Daya Guna Dalam Pelaksanaan Program Pembangunan Jembatan Tunggulmas Untuk Menanggulangi Kemacetan Di Kota Malang
Abstract
Transportasi merupakan sektor pendukung dalam setiap aktivitas manusia baik kegiatan pekerjaan rutin, bisnis, pendidikan, social dan sebagainya.Peningkatan sistem transportasi memerlukan penanganan yang menyeluruh, mengingat bahwa transportasi timbul karena adanya perpindahan manusia dan barang. Hal ini menyebabkan arus urbanisasi dari daerah pedesaan ke kota menunjukkan pertumbuhan yang cukup tinggi. Contohnya di Kota Malang, pada 8 tahun terakhir pada tahun 2013 tercatat jumlah penduduk sebesar 804.803 jiwa dan tahun 2021 sebesar 844.933 jiwa.Dengan demikian muncul permasalahan publik, mulai dari berkurangnya ruang terbuka hijau, perubahan bentuk tata ruang kota, hingga yang sering dialami yaitu kemacetan lalu lintas. Metode penelitian yang digunakan dalam penelitian ini adalah metode deskriptif dengan analisis data kualitatif yaitu prosedur pemecahan masalah yang diselidiki dengan pengamatan cara pengambaran keadaan objek penelitian pada saat sekarang berdasarkan fakta-fakta yang ada.Kota Malang sebagai kota terbesar kedua di Jawa Timur, tentunya tidak terlepas dari pelonjakan jumlah penduduk. hal ini memicu kemacetan, apabila dilihat dari beberapa sudut pandang, dapat berpengaruh pada kenyamanan, keamanan, dan ketentraman masyarakat sekitar dalam melakukan aktifitas keseharian.

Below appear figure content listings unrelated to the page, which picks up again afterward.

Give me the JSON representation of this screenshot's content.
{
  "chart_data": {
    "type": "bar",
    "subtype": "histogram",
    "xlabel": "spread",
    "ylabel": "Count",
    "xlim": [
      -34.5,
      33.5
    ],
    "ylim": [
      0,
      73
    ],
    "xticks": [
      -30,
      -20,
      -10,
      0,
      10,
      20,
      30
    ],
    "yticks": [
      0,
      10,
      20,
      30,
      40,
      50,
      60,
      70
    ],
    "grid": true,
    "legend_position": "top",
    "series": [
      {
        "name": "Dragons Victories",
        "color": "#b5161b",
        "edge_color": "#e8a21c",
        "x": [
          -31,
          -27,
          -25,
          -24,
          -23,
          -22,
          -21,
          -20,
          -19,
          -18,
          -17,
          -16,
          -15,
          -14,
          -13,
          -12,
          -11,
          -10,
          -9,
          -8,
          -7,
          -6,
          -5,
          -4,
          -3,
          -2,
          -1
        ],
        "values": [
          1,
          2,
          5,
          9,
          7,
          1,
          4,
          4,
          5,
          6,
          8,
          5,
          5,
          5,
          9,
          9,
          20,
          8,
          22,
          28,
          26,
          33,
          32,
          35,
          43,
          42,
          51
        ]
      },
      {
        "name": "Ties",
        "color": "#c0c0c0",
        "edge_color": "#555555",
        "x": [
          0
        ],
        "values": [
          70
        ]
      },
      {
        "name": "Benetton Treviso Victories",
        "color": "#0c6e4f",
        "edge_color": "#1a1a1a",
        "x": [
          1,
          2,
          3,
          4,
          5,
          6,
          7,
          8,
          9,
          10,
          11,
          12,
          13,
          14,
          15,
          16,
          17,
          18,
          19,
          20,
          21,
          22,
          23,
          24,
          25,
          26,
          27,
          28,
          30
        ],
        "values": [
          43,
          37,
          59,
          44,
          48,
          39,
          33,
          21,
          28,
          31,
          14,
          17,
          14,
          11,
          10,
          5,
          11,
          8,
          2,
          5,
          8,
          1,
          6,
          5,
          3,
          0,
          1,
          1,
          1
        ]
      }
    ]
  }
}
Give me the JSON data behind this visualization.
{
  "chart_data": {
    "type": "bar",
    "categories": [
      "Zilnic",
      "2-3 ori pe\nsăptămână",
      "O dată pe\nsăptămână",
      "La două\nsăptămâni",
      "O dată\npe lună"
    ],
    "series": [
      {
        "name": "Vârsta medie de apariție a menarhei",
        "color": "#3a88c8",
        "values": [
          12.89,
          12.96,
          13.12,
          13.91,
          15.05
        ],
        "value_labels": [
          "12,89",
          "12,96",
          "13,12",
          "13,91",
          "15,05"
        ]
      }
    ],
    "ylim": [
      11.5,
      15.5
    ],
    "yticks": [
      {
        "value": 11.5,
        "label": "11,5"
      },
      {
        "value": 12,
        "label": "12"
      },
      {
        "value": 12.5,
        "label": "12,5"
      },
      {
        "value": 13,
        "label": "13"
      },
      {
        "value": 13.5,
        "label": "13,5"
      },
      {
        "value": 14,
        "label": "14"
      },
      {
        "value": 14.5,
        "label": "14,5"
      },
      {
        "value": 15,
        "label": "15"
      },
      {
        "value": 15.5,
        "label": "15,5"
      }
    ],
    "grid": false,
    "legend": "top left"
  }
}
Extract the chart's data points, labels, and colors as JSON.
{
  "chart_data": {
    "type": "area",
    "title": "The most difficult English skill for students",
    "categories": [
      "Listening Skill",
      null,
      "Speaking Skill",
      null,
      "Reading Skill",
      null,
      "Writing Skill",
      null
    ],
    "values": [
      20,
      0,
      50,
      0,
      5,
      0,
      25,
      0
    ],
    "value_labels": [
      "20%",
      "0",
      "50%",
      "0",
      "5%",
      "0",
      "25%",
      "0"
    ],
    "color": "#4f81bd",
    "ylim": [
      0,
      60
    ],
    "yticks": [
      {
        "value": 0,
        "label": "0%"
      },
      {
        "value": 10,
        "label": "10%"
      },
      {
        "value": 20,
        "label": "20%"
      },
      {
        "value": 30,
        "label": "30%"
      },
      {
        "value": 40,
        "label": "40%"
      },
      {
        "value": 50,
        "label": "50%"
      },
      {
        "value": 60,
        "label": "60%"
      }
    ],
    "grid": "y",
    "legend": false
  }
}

Salah satu pusat kemacetan berada di Jalan Raya Tlogomas, setelah dibangunnya Jembatan Tunggulmas dan resmi dioperasikan 24 Februari 2022 lalu. Berdasar pembahasan diatas, menunjukan bahwa daya guna pelaksanaan program pembangunan Jembatan Tunggulmas dalam menanggulangi kemacetan di Kota Malang masih kurang optimal. dilihat dari berbagai Penerapan dan Pengawasan Program Pembangunan Jembatan Tunggulmas, Evaluasi dan Pengaruh Program Pembangunan Jembatan Tunggulmas, dan Efektifitas dan efesiensi pendukung dan penghambat dari Daya Guna Dalam Pelaksanaan Program Pembangunan Jembatan Tunggulmas Untuk Menanggulangi Kemacetan Di Kota Malang.